In June 2010, at the first general shareholders’ meeting held under his presidency, Akio Toyoda made a comment on his thinking about how to steer Toyota moving forward:
“I believe that growth is about being able to continuously change ourselves in response to ever-changing needs of customers and society. ‘We want to be an ever-growing company, we want to achieve sustainable growth’－that is our desire.”
In the 2000s, Toyota had enjoyed a rapid expansion. As the “size” of the business became larger and larger every year, people across the company started to pursue “quantitative growth” more than anything. Challenging an ambitious numerical target was the primary driver at Toyota.
Toyota finished the fiscal year that ended in March 2008 with a record high operating income. However, due to the 2008 global financial crisis that hit the world right after, the company sharply fell down to the red in the next fiscal year. Vehicle production volume rapidly dropped. Toyota and many of its suppliers faced massive fixed costs that resulted from having invested in new plants and facility expansion for the preceding rapid growth.
The baton of steering the company was passed down to Akio during such a period. Based on the reflection that “qualitative growth”, such as nurturing people and strengthening corporate composition to drive the company’s growth, had not been prioritized over pursuing “volumes”, he put an end to the management primarily led by numerical targets, and set “making ever-better cars” as an unwavering principle at Toyota.
The aforementioned comment by Akio was made during such stormy start of his presidency. People at the time may have regarded his management policy as something naive.
But Toyota has proven it since then. It’s not only about improvement in its profitability. Under the banner of “making ever-better cars”, the company has made steady efforts in making people and genba (workplace or where things are happening) of Toyota stronger so they can respond to changes and make decisions quickly.
In responding to various crises that the automotive industry faced, such as the Great East Japan Earthquake and severe business conditions including the ultra-strong Japanese yen, Toyota has continuously shown its strength and flexibility. Looking back, people at the company have grown in their ability to respond to fast-changing situations over the past 10 years.
In June 2020, at the shareholders’ meeting under the COVID-19 pandemic, Akio expressed his thoughts on the change of Toyota:
“I have often been asked: ‘Are you succeeding in strengthening your corporate composition?’ To which, I have replied: ‘I will only be able to answer that question when we face another crisis similar in scale to that of the global financial crisis.’ Now, in response to the question, I am able to confidently say: ‘I firmly believe Toyota has grown stronger. It is my wish to use this strength to help those outside the company.’”

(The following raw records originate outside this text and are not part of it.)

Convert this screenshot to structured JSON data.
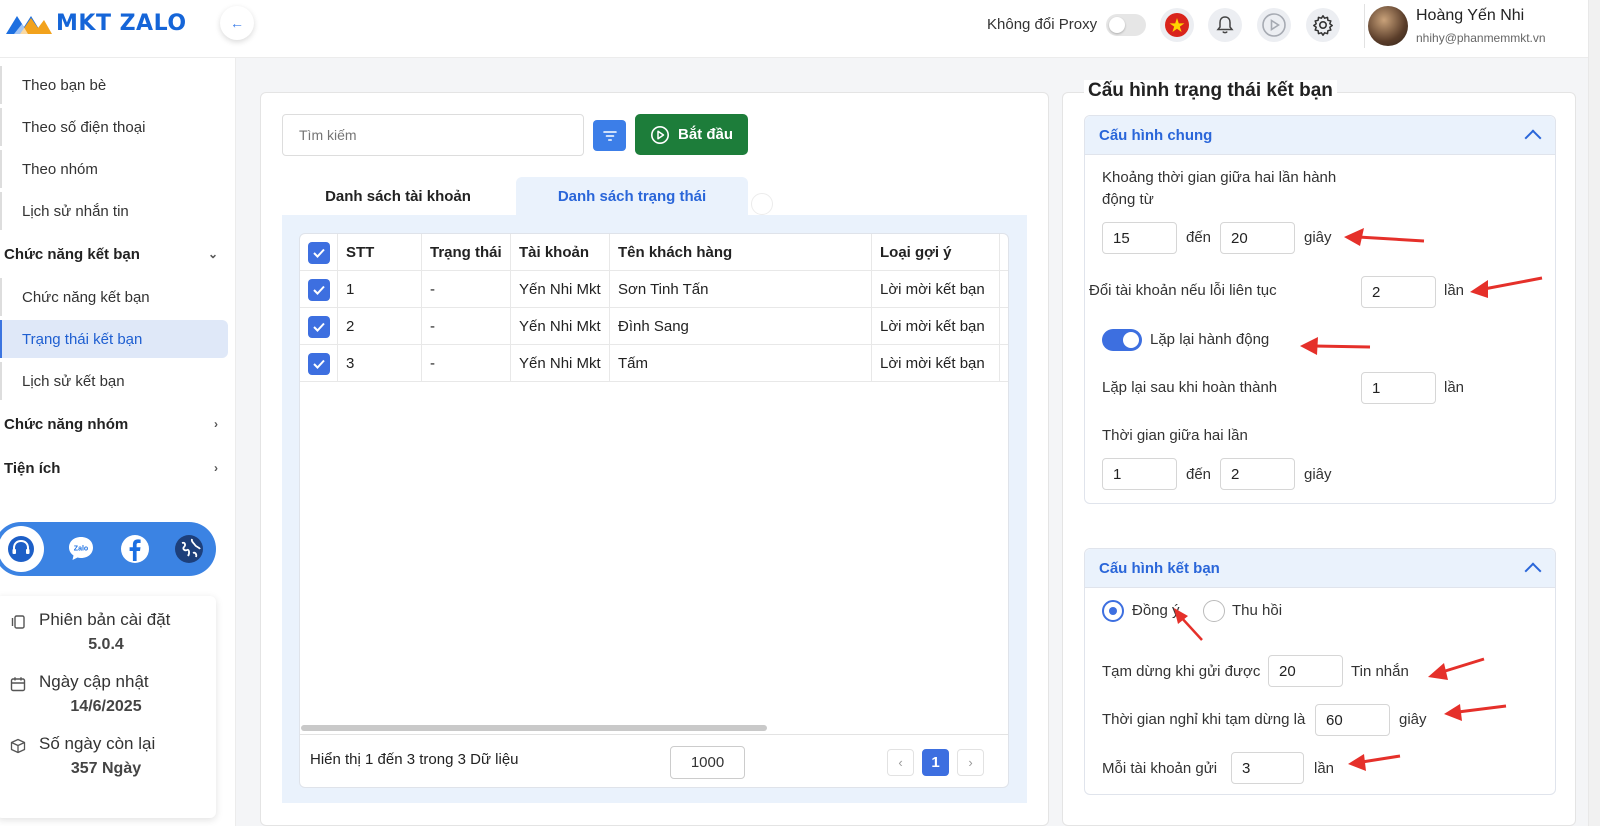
{
  "app": {
    "logo_text": "MKT ZALO"
  },
  "header": {
    "proxy_label": "Không đổi Proxy",
    "user_name": "Hoàng Yến Nhi",
    "user_email": "nhihy@phanmemmkt.vn",
    "icons": [
      "vietnam-flag-icon",
      "bell-icon",
      "play-icon",
      "gear-icon"
    ]
  },
  "sidebar": {
    "items_top": [
      "Theo bạn bè",
      "Theo số điện thoại",
      "Theo nhóm",
      "Lịch sử nhắn tin"
    ],
    "group_friend": "Chức năng kết bạn",
    "items_friend": [
      "Chức năng kết bạn",
      "Trạng thái kết bạn",
      "Lịch sử kết bạn"
    ],
    "active_item": "Trạng thái kết bạn",
    "group_group": "Chức năng nhóm",
    "group_util": "Tiện ích",
    "info": {
      "version_label": "Phiên bản cài đặt",
      "version_value": "5.0.4",
      "update_label": "Ngày cập nhật",
      "update_value": "14/6/2025",
      "days_label": "Số ngày còn lại",
      "days_value": "357 Ngày"
    }
  },
  "main": {
    "search_placeholder": "Tìm kiếm",
    "start_label": "Bắt đầu",
    "tabs": [
      "Danh sách tài khoản",
      "Danh sách trạng thái"
    ],
    "active_tab": "Danh sách trạng thái",
    "table": {
      "columns": [
        "STT",
        "Trạng thái",
        "Tài khoản",
        "Tên khách hàng",
        "Loại gợi ý"
      ],
      "rows": [
        {
          "stt": "1",
          "status": "-",
          "account": "Yến Nhi Mkt",
          "customer": "Sơn Tinh Tấn",
          "type": "Lời mời kết bạn"
        },
        {
          "stt": "2",
          "status": "-",
          "account": "Yến Nhi Mkt",
          "customer": "Đình Sang",
          "type": "Lời mời kết bạn"
        },
        {
          "stt": "3",
          "status": "-",
          "account": "Yến Nhi Mkt",
          "customer": "Tấm",
          "type": "Lời mời kết bạn"
        }
      ]
    },
    "footer_text": "Hiển thị 1 đến 3 trong 3 Dữ liệu",
    "page_size": "1000",
    "current_page": "1"
  },
  "config": {
    "title": "Cấu hình trạng thái kết bạn",
    "general": {
      "title": "Cấu hình chung",
      "interval_label_1": "Khoảng thời gian giữa hai lần hành",
      "interval_label_2": "động từ",
      "interval_from": "15",
      "to_label": "đến",
      "interval_to": "20",
      "seconds_label": "giây",
      "switch_label": "Đổi tài khoản nếu lỗi liên tục",
      "switch_value": "2",
      "times_label": "lần",
      "repeat_label": "Lặp lại hành động",
      "repeat_after_label": "Lặp lại sau khi hoàn thành",
      "repeat_after_value": "1",
      "between_label": "Thời gian giữa hai lần",
      "between_from": "1",
      "between_to": "2"
    },
    "friend": {
      "title": "Cấu hình kết bạn",
      "radio_accept": "Đồng ý",
      "radio_revoke": "Thu hồi",
      "selected": "Đồng ý",
      "pause_label": "Tạm dừng khi gửi được",
      "pause_value": "20",
      "pause_unit": "Tin nhắn",
      "rest_label": "Thời gian nghỉ khi tạm dừng là",
      "rest_value": "60",
      "rest_unit": "giây",
      "per_account_label": "Mỗi tài khoản gửi",
      "per_account_value": "3",
      "per_account_unit": "lần"
    }
  },
  "colors": {
    "brand_blue": "#1565d8",
    "accent_blue": "#3d6fe0",
    "start_green": "#1d7d3a",
    "annotation_red": "#e5302a"
  }
}
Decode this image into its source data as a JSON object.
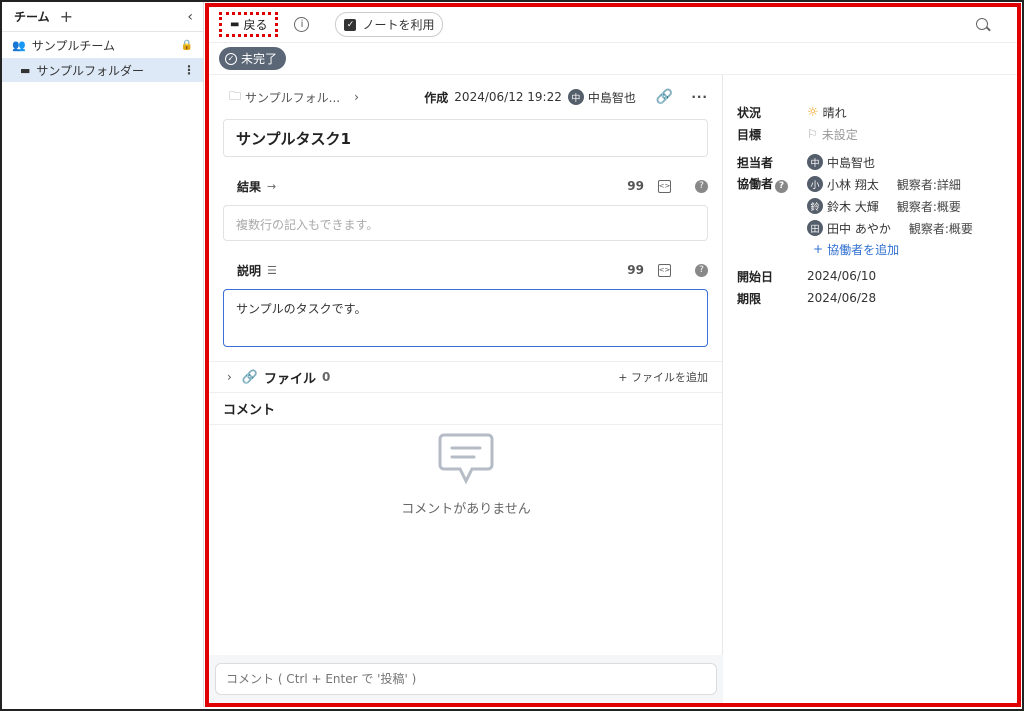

Changes are brought to by people, and it requires time for people and a company culture to really change. The shift to “sustainable growth” represents Akio’s resolution to transform the company to one that can achieve steady growth, no matter what the situation is and no matter how much time it takes. And it may have also meant that Toyota’s management is no more driven primarily by numerical goals, but by people who share the mission.
When the world rapidly changes, the key in running the company and in growing sustainably is people who are driven by missions and can respond to changes.